The sense of dread only increased as the halls all blended into one another. They were uniformly dark and creepy—haunted, even. After a few, or ten, perhaps a hundred turns, Fallon and Maggie led us to a gigantic hall with two enormous fireplaces at either end. Rather than stone, the flames sat in cold metal housing. The furniture squatted low, sparse, and uncomfortable. It was a strange mix of a temple and something completely otherworldly. Soldiers lounged on all of it and turned to us immediately when we entered the room, including the man in front of the fire. His sandy waved and curled short hair complimented his tanned-to-perfection skin, but it amounted to the personality of a balsa wood box. Somehow, it made the menace coming off him more apparent.

I hated him on sight.

Ward crashed into the gaggle of soldiers and I put my friends behind me, much to their surprise. Noth streaked out of nowhere, reaching for Brad, who produced a black stick and shoved it into Noth’s stomach. Lightning arced out and Noth fell to the ground, unconscious. Brad straightened a bunch of ridiculous clothes—a wide-collared sweater and sand-colored pants that puffed out around him.

“I remembered to turn it all the way up,” Brad said as he kicked Noth. When he turned back to us, his eyes grew harder. “There will be no monster violence in my pad. This is a good vibes only zone.” He smiled too wide, and it showed off straight horse teeth in a thin mouth under a arrow nose.

“I don't care what animal you are, you’ll be dead if you're full of holes.

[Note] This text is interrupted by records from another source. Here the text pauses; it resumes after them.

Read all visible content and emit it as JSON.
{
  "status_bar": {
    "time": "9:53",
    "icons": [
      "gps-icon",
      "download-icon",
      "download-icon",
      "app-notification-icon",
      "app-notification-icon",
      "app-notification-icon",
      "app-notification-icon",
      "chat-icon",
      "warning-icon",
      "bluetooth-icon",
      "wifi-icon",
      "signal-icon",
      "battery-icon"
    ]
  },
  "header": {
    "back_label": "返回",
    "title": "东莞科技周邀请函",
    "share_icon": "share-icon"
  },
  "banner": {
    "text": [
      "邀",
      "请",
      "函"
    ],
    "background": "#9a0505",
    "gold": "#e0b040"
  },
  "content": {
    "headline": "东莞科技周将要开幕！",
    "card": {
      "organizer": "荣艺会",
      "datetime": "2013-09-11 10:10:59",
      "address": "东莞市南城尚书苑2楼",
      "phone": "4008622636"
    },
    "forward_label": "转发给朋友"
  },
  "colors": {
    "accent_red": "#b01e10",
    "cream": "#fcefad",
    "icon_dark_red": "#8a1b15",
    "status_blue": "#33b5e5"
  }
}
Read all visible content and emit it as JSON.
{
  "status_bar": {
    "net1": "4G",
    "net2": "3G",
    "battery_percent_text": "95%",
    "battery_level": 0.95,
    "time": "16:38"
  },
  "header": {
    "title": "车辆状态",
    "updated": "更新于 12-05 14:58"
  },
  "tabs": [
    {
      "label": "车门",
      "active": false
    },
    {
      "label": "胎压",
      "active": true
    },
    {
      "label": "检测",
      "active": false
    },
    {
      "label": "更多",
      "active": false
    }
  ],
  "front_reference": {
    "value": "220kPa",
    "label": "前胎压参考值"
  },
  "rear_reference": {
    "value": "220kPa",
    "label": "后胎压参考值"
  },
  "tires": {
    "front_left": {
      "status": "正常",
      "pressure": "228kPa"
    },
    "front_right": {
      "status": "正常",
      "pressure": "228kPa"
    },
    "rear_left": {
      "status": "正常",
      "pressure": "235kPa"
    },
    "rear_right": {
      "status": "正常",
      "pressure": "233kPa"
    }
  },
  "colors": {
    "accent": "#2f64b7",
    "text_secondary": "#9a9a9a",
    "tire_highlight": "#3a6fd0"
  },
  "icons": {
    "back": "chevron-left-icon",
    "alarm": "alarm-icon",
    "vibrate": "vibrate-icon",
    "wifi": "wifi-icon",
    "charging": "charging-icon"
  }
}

Thank God this place never invented firearms.” He turned to the soldiers, waving them down. “All right, they get the idea, guys.”

His casual attitude made my stomach flip. I wanted this quest over. “Give us the relic or we’ll rip this shrine to its foundations to find it,” I said.

Brad turned his attempt at charm on me. “It’s Evie, right? You’ve been quite the troublemaker. I thought you were just a fated mate the dumb bear picked up, but you turned into a real pain. I was hoping we would find some sort of cure for you and your village. But I guess bad genetics breed true. Those elves didn’t do you any favors.”

We all looked at the unconscious Noth sprawled across the floor.

“I mean,Idon’t enjoy dabbling in multigenerational human experiments, but to each their own, I guess.” Brad flicked something from beneath his nail.

Mags took exception to whatever that meant and tried to move past me. I wasn’t fooled by his attempts to bait us. He wanted an excuse to pick us off one by one since he didn’t look like the type that could withstand a group attack.

Brad yawned, not at all bothered by the threat of violence. “It’s getting a little tense in here. I’ll show you the relic. Even let you keep it.”

We all collectively narrowed our eyes at him, but he walked past us, oblivious.